Transgender debate draws crowd
By MEGAN ROLLAND
Sun staff writer
11:57 pm, January 28, 2008
City Hall was buzzing Monday night with both protest and support for a proposed city ordinance that would include gender identity as a class of people protected from discrimination in housing, employment and public accommodation.
Continue to 2nd paragraph The auditorium had standing-room only, as did the entryway where a large crowd watched the decision on closed-circuit television. The vast majority of those who spoke on the issue were against the ordinance.
Those in favor of the ordinance lauded it as a step toward increased human rights for transgender individuals, who some said are marginalized in society.
The ordinance would add gender identity as a category of people protected from discrimination. Discrimination based on race, religion, sexual orientation and gender are already outlawed in Gainesville.
City officials defined gender identity as a situation where people have an inner sense of being a gender other than their gender at birth.
Those opposed reiterated oft-cited concerns of having a man in a woman's restroom, as well as the burden it would place on business owners to provide accommodations in the case of changing facilities.
Commissioner Ed Braddy immediately made a motion to deny the ordinance, and Commissioner Rick Bryant quickly seconded the motion.

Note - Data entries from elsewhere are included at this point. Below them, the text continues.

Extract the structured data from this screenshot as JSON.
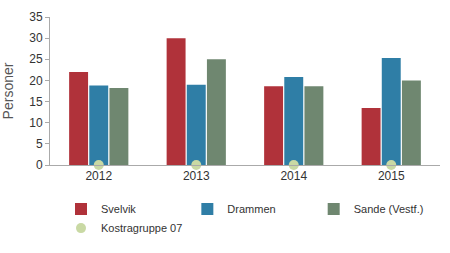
{
  "chart_data": {
    "type": "bar",
    "y_label": "Personer",
    "categories": [
      "2012",
      "2013",
      "2014",
      "2015"
    ],
    "series": [
      {
        "name": "Svelvik",
        "color": "#b0323a",
        "values": [
          22,
          30,
          18.6,
          13.5
        ]
      },
      {
        "name": "Drammen",
        "color": "#2f7ea6",
        "values": [
          18.8,
          19,
          20.8,
          25.3
        ]
      },
      {
        "name": "Sande (Vestf.)",
        "color": "#6f8770",
        "values": [
          18.2,
          25,
          18.6,
          20
        ]
      },
      {
        "name": "Kostragruppe 07",
        "color": "#c9d9a4",
        "type": "scatter",
        "marker": "circle",
        "values": [
          0,
          0,
          0,
          0
        ]
      }
    ],
    "ylim": [
      0,
      35
    ],
    "yticks": [
      0,
      5,
      10,
      15,
      20,
      25,
      30,
      35
    ],
    "grid": false,
    "legend": "bottom"
  }
}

"When you boil it down the issue is that because of some people who have some sort of emotional or psychological issue, others have to change," Braddy said.
He said the ordinance would require separate facilities if a business owner decided to deny a transgender individual access to dressing rooms.
"In that sense it makes a claim on other people's property," Braddy said. "This is about granting special privileges to a class of people."
Commissioner Craig Lowe countered. "There is nothing special about being able to have a home, get a job, go to a restaurant," said Lowe adding that those are simple rights that are often taken for granted.
"It does a very simple thing for a group of people that is very intensely discriminated (against). They are few in number but sometimes it is the few in number who need the most protection," Lowe said.
Commissioner Jeanna Mastrodicasa emphasized that there is a standard across the nation for these types of ordinances.
In Florida the cities of Lake Worth and West Palm Beach, Miami Beach, Wilton Manors, Gulfport and Key West have anti-discrimination policies that protect gender identity, as do Orange, Monroe and Palm Beach counties.
Some residents quoted the Bible and expressed anger that the city would make an ordinance protecting people who in their minds were going against the way that God created them.
One man said the commissioners would suffer the wrath of God and another yelled "the blood is on your hands" for supporting the ordinance.
Several pastors, including the pastor of the Rock of Gainesville, also spoke against the ordinance. Many opposed to the ordinance said it was unfair to make the majority uncomfortable in order to protect a minority.
A University of Florida student said in the meeting it was a sad state of affairs when basic human rights were debatable not only among the public but also among elected officials.
Another UF student said, "We have a right not to be hassled, harassed, beat up or killed, and it happens everyday based on what people look like and what we wear."
By press time, the commission hadn't voted on the issue.